Les condamnations prononcées dans le cadre de la présente instance seront assorties des intérêts au taux légal à compter de la présente décision qui seule détermine le principe et le montant de la créance, à l’exception de la majoration des intérêts décidée pour l’assureur dommages-ouvrage.
Aux termes de l’article 1154 du code civil en vigueur avant l’ordonnance du 10 février 2016 applicable au 1er octobre 2016, applicable en l’espèce eu égard à la date de l’assignation : « Les intérêts échus des capitaux peuvent produire des intérêts, ou par une demande judiciaire, ou par une convention spéciale, pourvu que, soit dans la demande, soit dans la convention, il s’agisse d’intérêts dus au moins pour une année entière. »
La capitalisation des intérêts sera ordonnée.
7. Sur les dépens et frais irrépétibles
Aux termes de l’article 696 du code de procédure civile « La partie perdante est condamnée aux dépens, à moins que le juge, par décision motivée, n’en mette la totalité ou une fraction à la charge d’une autre partie ».
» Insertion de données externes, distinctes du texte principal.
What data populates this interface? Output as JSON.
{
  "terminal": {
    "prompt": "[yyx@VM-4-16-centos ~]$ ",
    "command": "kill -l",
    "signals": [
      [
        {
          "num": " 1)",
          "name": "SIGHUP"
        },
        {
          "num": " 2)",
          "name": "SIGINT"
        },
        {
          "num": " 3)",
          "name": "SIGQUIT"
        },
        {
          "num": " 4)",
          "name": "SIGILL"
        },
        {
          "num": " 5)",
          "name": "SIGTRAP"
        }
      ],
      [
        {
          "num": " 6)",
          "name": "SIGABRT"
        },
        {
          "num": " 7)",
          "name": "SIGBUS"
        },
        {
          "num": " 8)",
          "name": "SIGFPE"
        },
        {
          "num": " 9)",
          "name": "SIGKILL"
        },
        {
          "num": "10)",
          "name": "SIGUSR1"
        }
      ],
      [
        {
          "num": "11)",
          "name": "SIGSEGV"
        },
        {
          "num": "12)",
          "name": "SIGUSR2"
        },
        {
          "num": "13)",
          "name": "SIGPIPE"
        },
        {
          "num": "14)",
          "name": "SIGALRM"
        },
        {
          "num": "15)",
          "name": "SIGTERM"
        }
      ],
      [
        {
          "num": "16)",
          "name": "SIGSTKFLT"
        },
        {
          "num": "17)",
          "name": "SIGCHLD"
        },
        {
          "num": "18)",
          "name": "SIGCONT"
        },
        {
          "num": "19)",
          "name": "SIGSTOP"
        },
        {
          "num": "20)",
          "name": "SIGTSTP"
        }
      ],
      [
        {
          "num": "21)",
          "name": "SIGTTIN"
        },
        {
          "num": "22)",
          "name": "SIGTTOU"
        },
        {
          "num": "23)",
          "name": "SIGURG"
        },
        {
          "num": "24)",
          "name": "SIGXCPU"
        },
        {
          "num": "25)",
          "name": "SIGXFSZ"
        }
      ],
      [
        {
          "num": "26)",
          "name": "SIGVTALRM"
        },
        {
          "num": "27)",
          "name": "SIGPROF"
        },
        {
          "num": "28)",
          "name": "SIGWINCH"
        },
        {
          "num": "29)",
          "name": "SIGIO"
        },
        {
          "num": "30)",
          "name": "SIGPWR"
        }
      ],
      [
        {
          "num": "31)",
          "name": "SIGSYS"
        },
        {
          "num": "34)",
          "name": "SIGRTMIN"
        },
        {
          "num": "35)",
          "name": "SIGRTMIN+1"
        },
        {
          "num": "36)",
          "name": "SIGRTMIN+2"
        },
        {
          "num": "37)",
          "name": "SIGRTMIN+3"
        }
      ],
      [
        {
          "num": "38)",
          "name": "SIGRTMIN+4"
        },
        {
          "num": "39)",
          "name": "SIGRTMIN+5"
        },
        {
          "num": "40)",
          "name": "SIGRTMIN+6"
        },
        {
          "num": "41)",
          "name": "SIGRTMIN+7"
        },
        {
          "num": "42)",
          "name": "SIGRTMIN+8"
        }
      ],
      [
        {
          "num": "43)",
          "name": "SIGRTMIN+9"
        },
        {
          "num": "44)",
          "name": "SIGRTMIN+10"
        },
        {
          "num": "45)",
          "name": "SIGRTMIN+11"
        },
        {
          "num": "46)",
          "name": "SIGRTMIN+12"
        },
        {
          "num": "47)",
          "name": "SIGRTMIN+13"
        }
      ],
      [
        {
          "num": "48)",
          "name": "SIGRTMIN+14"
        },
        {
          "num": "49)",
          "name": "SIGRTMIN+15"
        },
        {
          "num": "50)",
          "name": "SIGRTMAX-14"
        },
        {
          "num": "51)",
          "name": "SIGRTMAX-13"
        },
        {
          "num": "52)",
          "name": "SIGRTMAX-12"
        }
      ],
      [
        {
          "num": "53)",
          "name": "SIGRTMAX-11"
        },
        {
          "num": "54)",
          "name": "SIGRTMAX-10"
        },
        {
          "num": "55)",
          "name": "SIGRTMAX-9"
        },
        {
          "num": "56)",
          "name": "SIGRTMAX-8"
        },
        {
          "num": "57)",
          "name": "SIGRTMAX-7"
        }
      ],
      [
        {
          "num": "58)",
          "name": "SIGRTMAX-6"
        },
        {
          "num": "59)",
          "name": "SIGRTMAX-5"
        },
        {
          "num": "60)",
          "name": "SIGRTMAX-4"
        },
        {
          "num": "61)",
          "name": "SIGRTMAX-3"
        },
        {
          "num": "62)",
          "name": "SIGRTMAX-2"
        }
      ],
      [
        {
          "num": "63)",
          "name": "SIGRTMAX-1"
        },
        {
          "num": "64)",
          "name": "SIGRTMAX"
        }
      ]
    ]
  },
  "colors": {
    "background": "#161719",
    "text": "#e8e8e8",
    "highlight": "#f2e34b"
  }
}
La société AXA FRANCE IARD, la société FDV HOLDING, la société ABEILLE IARD & SANTE, la MUTUELLE DES ARCHITECTES FRANÇAIS, la société LEFORT FRANCHETEAU, la société ALTO INGENIERIE, la société ENGIE ENERGIE SERVICES, la société DP.r, la société ALLIANZ IARD et la société SOCOTEC CONSTRUCTION qui succombent, supporteront in solidum les dépens, incluant les frais d’expertise d’un montant de 137 596,33 € HT (105 558,33 + 32 038) conformément aux demandes d’évaluation de rémunération produites aux débats non contredites en défense.
Les dépens pourront être recouvrés conformément aux dispositions de l’article 699 du code de procédure civile.
Aux termes de l’article 700 du code de procédure civile « Le juge condamne la partie tenue aux dépens ou qui perd son procès à payer :
1° A l’autre partie la somme qu’il détermine, au titre des frais exposés et non compris dans les dépens ; (…)
Dans tous les cas, le juge tient compte de l’équité ou de la situation économique de la partie condamnée. Il peut, même d’office, pour des raisons tirées des mêmes considérations, dire qu’il n’y a pas lieu à ces condamnations. Néanmoins, s’il alloue une somme au titre du 2° du présent article, celle-ci ne peut être inférieure à la part contributive de l’Etat. »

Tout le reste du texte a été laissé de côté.